Some studies reported a difference in articular eminence inclination or height according to gender.[7, 27, 30]Sümbüllü et al.[7] and Ilguy et al.[27] found that eminence inclination and height values of males were higher than those of females. Similarly, we found that eminence height (glenoid fossa depth) values of males were higher than those of females which was significant in the control group, but not in the patient group. In contrast with previous studies, this study found higher eminence inclination in females in both patient and control groups. These results confirm the sexual dimorphism which may be related to the variation of the amount of masticatory force affecting the joint according to gender.[7] Controversial results reported that the effect of gender in different studies could be due to the improper gender distribution of the patients. In our study as well as many others,[7, 27] the number of females was higher than males and this may be the underlying cause of the prevalence of TMD among females, as already reported in some studies.[7]

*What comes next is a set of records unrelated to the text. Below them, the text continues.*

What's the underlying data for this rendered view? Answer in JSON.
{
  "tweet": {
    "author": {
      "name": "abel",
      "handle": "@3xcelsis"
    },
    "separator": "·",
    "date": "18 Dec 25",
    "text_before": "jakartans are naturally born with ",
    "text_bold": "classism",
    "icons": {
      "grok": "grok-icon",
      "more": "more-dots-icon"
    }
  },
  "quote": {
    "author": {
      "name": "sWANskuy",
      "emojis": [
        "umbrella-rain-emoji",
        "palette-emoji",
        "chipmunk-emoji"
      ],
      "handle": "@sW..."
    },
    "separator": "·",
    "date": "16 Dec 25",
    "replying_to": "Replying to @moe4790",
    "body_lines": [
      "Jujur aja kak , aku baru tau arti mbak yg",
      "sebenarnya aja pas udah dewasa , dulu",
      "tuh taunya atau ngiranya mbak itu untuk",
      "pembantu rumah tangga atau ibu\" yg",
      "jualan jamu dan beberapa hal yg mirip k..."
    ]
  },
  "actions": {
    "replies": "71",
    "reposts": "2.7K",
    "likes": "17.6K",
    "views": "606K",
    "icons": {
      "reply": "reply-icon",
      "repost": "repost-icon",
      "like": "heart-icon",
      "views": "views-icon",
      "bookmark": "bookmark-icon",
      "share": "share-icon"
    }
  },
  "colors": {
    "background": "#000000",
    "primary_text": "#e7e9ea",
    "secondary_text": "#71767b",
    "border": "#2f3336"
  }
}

This study was subjected to some limitations such as improper distribution of the patients by gender and age. There were more females than males because of the higher incidence of TMD in females.[37] It was not certainly confirmed that the morphology is the cause or effect of TMD. Undoubtedly, additional studies with larger sample size are required to evaluate this relation and to resolve the mentioned controversy about eminence inclination. Further examinations are also necessary to be performed over a broader range of ages to find the effect of aging on TMJ; particularly the morphology of its components and the possible consequences such as TMD.
Conclusion
In conclusion, inclination of articular eminence was steeper in patients with TMD. These patients also showed higher values of glenoid fossa depth and width. This information may shed light on the relationship between TMJ morphology and the incidence of TMD.
Acknowledgment
The authors thank the Vice-Chancellery of Shiraz University of Medical Sciences for supporting this research (Grant#76-6828). This article was based on the thesis by M. Akhlaghian. The authors would also like to thank Dr. Sh. Hamedani (DDS, MSc) for his suggestions and editorial assistance, as well as Dr. M. Vossoughi at the Center for Research, School of Dentistry for the statistical analysis.
Conflict of Interest: The authors of this manuscript certify that they have no conflict of interest.